I forget to look. I forget to see. I miss the chance to feel those raspberries on my tongue, perfect, sweet.
And so these super-productive making-weekends where I actually get my hands in it all, they restore the balance and take me right back where I need to be.
They're kind of a goofy nirvana.
So yeah, this weekend it was 90 degrees out, but I was blissfully happy at the stove, with the oven roaring, using almost every kitchen tool and appliance we own. And doing a ton of dishes.
I made cookies, two kinds (chocolate chip and ginger snaps) -- enough to bring to a dinner party and have some left over. I made us sit-down lunches both days -- a chopped salad with lots of ingredients from the garden on Saturday, breakfast burritos on Sunday. I roasted three egglants from the garden and whipped up baba ghanoush. From a big basket of apples from our tree, I made a big jar of apple sauce and filled the dehydrator, yielding three bags of apple-chips. I took the time to clean and set out a big pile of pinto beans to soak. They've been cooking for hours now and will feed us all week.

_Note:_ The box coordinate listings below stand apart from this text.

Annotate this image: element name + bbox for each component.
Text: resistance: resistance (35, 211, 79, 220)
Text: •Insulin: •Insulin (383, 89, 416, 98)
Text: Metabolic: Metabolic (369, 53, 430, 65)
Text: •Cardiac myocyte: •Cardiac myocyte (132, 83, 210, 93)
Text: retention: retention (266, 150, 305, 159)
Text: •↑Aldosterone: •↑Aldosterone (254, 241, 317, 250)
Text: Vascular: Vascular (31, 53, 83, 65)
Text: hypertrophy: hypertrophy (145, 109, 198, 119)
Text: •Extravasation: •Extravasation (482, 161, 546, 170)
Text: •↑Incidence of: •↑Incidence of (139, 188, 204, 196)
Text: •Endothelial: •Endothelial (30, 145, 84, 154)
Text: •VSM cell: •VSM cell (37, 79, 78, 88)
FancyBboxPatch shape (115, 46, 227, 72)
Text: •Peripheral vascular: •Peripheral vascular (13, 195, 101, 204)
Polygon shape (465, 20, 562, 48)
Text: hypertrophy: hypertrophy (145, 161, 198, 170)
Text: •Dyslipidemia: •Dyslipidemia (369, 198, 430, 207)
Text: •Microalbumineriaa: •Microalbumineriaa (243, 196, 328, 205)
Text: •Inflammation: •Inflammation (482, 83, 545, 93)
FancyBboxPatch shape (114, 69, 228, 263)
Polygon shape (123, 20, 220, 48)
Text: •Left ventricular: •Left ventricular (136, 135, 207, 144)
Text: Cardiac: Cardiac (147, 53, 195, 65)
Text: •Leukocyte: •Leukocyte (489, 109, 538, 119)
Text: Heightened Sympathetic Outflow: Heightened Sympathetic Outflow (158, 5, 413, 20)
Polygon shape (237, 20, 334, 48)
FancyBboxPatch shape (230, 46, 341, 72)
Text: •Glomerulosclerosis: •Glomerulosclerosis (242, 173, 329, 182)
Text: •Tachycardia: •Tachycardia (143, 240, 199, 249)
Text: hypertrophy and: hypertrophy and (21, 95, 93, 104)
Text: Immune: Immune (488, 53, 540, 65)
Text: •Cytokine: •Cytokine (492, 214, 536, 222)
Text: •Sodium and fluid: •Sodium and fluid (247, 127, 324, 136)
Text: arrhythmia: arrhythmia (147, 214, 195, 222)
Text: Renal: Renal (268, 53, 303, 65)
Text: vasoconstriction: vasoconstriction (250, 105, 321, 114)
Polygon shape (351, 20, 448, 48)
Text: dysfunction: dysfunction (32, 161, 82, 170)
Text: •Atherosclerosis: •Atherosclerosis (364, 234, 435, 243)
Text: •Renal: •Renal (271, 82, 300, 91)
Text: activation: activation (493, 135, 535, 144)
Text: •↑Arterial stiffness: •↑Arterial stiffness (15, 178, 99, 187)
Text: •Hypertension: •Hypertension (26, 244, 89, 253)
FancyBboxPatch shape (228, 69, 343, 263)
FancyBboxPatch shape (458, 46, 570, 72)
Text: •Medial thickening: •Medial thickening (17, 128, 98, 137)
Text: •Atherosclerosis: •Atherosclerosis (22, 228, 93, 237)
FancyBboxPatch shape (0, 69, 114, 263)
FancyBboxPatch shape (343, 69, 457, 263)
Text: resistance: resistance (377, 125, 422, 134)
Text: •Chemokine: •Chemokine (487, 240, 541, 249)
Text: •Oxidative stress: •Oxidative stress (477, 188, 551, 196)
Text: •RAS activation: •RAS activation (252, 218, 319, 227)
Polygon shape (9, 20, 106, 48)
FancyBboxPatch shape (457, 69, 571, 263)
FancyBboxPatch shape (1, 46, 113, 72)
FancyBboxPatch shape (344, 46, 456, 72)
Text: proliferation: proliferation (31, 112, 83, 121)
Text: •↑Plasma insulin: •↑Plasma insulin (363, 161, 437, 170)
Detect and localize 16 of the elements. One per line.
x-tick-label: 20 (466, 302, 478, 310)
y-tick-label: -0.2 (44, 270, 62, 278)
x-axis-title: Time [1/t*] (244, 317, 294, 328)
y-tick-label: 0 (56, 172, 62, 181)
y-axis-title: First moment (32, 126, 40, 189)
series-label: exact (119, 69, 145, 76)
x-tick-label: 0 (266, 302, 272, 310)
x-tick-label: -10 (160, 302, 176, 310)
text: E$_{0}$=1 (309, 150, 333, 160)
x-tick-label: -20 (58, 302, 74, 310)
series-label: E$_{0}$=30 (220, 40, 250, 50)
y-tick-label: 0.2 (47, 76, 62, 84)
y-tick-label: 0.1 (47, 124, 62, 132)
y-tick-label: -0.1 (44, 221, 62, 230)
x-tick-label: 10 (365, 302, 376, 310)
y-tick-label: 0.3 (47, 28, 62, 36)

Look: it's not rocket science, this home-making, food-prep, larder-stocking thing. There's no prize for this. I know that.
And yet it feels like a prize every time I make the space to do this.
It's such a good reminder. And clearly I need reminding. Don't work so hard that you forget to enjoy what all that hard-work buys you. Look at what you've grown and savor it.
Look at the life you've made and love it.